– Я бы занялся бумагой, а вы, господин штабс-капитан, краской. Если обратили внимание – четыре цвета используют. И краска редких цветов. Кто производит, куда отправляют, особенно – кто приобретатель? Мыслю – небольшими порциями берут, чтобы внимание не привлекать.
– Чувствуется путилинская выучка, – улыбнулся в усы Скрябин. – Согласен. Берусь за краску, ты за бумагу. Каждый день встречаемся утром в экспедиции, обмениваемся информацией.
Офицеры козырнули друг другу и разошлись. Павел уже в новом мундире. Честно сказать, жандармы большой любовью горожан не пользовались. Потому как служба скрытая от посторонних глаз. И второе – ошибки были. Ввиду малочисленности состава. К 1870 году в III отделении, во всех его экспедициях насчитывалось всего 72 человека. Они физически не могли осилить всю тяжесть обязанностей. И руководство, не имея опыта борьбы с террористами, не смогло организовать должную борьбу с ними.
После скромного ужина Павел улегся на кровать. Так ему думалось лучше. С чего начать поиски? С поставщиков бумаги? Сложно и долго. Бумагу производят небольшие частные производства, и они могут быть на другом конце страны. Объем выпуска фальшивок не велик, на сегодняшний день банками изъято около полутора сотен подделок. Стало быть, расход бумаги на них не велик. Покупка большой партии была бы заметна, ее как-то можно отследить. Для начала решил посетить книжные лавки. Там продавались, как сопутствующие товары, бумага, чернила, тушь, папки. Одним словом – канцелярские принадлежности.
Сразу после завтрака на Невский проспект, благо – недалеко.

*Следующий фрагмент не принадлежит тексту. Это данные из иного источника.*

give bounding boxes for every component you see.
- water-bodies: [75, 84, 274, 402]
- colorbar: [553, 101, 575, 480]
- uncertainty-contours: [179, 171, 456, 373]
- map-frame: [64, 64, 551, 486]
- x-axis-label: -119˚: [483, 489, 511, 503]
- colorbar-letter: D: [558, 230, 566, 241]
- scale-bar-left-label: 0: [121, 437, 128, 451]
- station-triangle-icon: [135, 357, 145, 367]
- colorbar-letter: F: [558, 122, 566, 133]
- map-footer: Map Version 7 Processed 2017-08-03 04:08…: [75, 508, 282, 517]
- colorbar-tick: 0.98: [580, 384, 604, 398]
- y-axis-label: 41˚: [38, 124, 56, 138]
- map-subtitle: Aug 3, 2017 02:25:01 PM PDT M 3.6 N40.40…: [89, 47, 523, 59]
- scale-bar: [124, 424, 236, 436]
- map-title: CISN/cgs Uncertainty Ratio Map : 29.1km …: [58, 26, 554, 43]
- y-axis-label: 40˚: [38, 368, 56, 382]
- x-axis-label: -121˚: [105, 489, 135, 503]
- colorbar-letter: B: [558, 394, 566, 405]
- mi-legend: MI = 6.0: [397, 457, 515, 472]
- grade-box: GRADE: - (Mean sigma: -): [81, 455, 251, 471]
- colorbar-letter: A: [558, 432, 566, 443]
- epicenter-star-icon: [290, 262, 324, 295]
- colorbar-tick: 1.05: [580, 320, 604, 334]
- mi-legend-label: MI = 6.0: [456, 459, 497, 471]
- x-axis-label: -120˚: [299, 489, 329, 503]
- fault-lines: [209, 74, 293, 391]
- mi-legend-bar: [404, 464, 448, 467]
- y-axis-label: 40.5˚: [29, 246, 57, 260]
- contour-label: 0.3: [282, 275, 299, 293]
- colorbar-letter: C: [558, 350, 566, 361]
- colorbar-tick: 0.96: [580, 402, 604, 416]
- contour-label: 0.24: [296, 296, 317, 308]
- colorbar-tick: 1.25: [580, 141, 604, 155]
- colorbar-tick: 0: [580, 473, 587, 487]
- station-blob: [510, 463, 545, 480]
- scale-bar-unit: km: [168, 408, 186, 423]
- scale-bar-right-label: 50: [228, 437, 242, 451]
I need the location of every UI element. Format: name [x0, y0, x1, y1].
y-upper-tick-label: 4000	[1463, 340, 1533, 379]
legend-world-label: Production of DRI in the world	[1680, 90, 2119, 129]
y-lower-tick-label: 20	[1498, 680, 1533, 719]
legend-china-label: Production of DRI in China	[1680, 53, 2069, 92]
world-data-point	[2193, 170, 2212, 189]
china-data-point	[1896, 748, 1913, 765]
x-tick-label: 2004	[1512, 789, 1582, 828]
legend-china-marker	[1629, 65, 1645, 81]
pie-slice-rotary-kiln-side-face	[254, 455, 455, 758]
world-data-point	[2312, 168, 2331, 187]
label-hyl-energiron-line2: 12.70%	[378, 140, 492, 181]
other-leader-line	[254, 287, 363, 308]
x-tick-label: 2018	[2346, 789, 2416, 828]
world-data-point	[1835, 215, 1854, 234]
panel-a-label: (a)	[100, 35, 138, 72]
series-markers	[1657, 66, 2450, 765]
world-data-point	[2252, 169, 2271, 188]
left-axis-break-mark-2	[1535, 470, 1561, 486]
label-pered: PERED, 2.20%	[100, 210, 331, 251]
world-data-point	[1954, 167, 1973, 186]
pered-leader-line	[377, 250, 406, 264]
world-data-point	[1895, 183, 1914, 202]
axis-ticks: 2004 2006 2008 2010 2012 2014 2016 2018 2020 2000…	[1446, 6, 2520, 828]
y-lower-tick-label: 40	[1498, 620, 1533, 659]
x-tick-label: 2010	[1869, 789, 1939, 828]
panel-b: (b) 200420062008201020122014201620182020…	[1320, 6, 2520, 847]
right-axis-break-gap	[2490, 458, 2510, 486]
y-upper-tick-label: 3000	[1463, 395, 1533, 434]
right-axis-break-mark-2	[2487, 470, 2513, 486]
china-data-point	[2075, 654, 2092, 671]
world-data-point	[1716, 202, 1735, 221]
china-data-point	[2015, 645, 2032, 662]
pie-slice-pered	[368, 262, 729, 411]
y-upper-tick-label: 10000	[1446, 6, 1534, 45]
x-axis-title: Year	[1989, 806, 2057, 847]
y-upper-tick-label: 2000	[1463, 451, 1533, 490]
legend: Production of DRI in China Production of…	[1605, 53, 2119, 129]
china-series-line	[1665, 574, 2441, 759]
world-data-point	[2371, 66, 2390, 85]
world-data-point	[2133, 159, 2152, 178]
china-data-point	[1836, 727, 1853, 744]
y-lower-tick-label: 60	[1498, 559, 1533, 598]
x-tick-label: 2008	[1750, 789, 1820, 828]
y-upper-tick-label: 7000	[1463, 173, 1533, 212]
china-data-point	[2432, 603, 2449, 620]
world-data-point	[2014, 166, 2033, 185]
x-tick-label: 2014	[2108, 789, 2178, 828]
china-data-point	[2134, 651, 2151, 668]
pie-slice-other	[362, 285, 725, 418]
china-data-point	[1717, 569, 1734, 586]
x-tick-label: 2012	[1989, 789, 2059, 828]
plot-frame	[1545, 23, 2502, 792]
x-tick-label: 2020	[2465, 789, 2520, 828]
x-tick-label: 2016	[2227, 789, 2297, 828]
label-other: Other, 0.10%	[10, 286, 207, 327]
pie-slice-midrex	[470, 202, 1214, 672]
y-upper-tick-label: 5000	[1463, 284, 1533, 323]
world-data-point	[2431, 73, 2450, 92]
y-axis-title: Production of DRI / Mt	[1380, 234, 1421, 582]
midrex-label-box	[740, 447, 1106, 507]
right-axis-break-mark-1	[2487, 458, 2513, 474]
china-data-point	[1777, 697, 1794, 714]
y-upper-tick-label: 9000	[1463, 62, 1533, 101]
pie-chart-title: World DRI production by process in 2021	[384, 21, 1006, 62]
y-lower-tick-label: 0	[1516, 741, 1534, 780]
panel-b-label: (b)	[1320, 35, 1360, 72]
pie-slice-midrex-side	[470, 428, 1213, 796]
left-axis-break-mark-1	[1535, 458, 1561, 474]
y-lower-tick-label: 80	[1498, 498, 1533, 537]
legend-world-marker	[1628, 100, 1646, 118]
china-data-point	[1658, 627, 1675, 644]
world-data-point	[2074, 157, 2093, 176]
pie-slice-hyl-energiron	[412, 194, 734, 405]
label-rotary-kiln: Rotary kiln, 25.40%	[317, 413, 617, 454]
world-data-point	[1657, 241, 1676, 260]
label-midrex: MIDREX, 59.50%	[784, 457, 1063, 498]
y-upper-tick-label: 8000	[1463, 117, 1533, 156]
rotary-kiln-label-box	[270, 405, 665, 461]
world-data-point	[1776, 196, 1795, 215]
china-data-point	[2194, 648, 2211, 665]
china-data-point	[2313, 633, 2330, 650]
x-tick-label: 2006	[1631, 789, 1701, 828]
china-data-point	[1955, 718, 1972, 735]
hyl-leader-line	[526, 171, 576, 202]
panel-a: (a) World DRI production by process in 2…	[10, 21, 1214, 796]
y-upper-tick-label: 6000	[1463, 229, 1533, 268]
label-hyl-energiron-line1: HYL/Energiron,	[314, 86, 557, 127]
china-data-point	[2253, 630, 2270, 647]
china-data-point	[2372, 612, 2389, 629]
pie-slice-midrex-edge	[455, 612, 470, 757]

Первый же магазин на углу Екатерининского канала и Невского, куда еще Пушкин захаживал.
– Есть ли у вас бумага? – обратился он к продавцу.
– Какую изволите?
Павел был в цивильной одежде, которую чаще всего носили сотрудники III отделения, чтобы не привлекать внимание.
Выбор бумаги действительно велик. И по качеству и по размеру листа.
– Пеньковая есть?
На всякий случай спросил, ибо не увидел.
– Имеется. Господин понимает толк.
И продавец выложил на прилавок несколько листов. Павел пощупал, даже понюхал, чем удивил приказчика. А ведь один лист в точности соответствовал тому, что применялся в производстве денег.
– Это чья выделка? – спросил Павел.
– Да вологодская, фабриканта Лузгина.
– Я возьму десяток листов.
– Да хоть всю.
– Часто ее берут?
– Да не жалуют. Чаще беленую спрашивают.
Отбеливали хлоркой.
Купив бумагу, перешел Невский, уселся на скамейке у Казанского собора. Из бумажника достал деньги, стал сравнивать. Очень похоже. Павел даже предположить не мог, что фальшивомонетчик так легко может купить бумагу. Если и с красками такая же ситуация, то дело скверное. Прежде чем начать печатать деньги, фальшивомонетчик должен потратить уйму бумаги для проб – краску подобрать, силу оттиска, да много чего. Павел вернулся в магазин.
– Скажи, любезный, приблизительно полгода назад брал кто-либо большую партию пеньковой бумаги? Скажем – листов триста.
– Был такой случай, только не у меня. Знакомый приказчик из книжной лавки, что на Лиговке, подмастерье прислал. Тот и пояснил, что был один покупатель, забрал всю пеньковую бумагу и еще просил. Я и отдал. Что-то не так?
– Нет, все так. Благодарю. А как мне эту лавку найти?
– Да она там одна, не ошибетесь.
Павел направился на Лиговский проспект. Раз приказчик вспомнил про такой случай, значит и в книжной лавке должны вспомнить.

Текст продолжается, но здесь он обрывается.